Tailoring strength/ductility combination in 2.5 wt% Si-alloyed middle carbon steel produced by the two-step Q-P treatment with a prolonged partitioning stage

Abstract

The present work aimed at studying the effect of the two-step “Quenching-and-Partitioning” (Q-P) processing with a prolonged partitioning stage on the mechanical properties of middle carbon steel with the composition of 0.56 wt% С, 2.50 wt% Si, 1.70 wt% Mn, 0.50 wt% Cr, 0.21 wt % Mo, 0.12 wt% V, 0.05 wt% Nb. A total of 28 regimes with the quenching temperature of 160 °C and 200 °C, the partitioning temperatures of 200–300 °C and the partitioning time of 10–300 min were applied. Under Q-P treatment the UTS value ranged between 1535 and 2374 MPa, the total elongation ranged between 8 and 23% and the U-notched impact toughness ranged between 48 and 117 J/cm2, and TEL and KCU values were twice those of the “Quenching-Tempering” (Q-T) treatment. The Q-P-treated specimens possessed a multi-phase structure consisting of 38–61 vol% of tempered martensite (with transitional carbide precipitates), lower carbide-free bainite and 11–28 vol% of retained austenite enriched with 0.80–1.23 wt% carbon.
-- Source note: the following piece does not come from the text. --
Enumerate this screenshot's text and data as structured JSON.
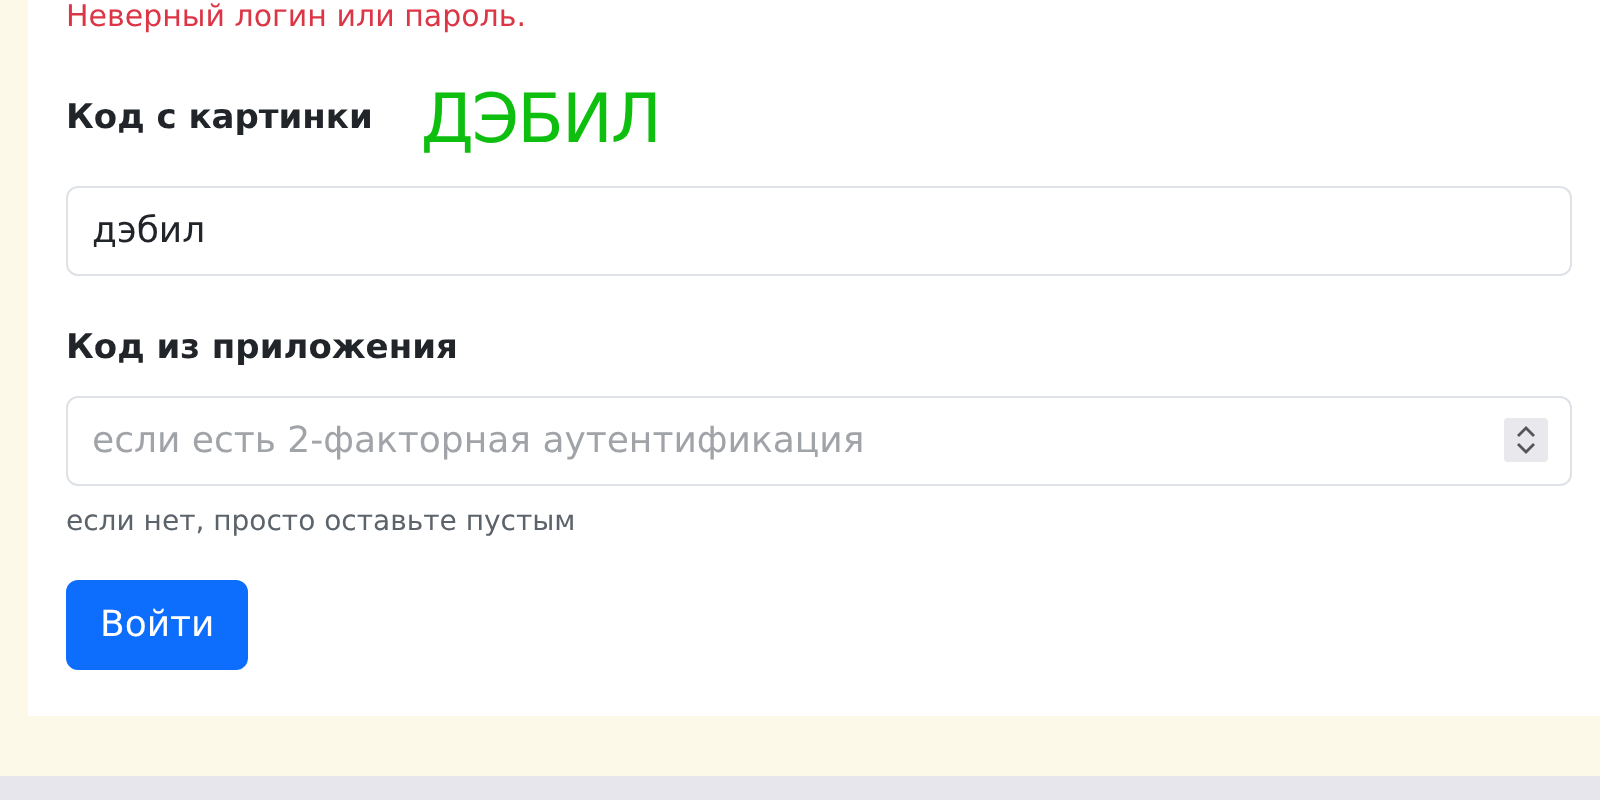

The tensile strength gradually increased with the decrease in the partitioning temperature and partitioning time. In contrast, the ductility and the impact toughness tended to increase with the increasing partitioning temperature and partitioning time, and this phenomenon could be attributed to martensite tempering, bainite transformation and the increase in volume fraction of retained austenite. Q-P regimes were tailored for different strength/ductility combinations. The Q-P treatment with the regime of quenching at 160 °C, and partitioning at 270 °C for 50–120 min ensured the most advanced mechanical properties with the combination of 1743–1830 MPa UTS, 20–21% TEL, 36.6 GPa⋅% PSE, 75–79 J/cm2 KCU. The combination of the ultra-high tensile strength of 2374 MPa with 9% TEL and 61 J/cm2 KCU was obtained by quenching at 160 °C and partitioning at 200 °C for 90 min. The structural characteristics of the Q-P-treated steel were analyzed by SEM, TEM, XRD, nanoindentation, and dilatometric measurements.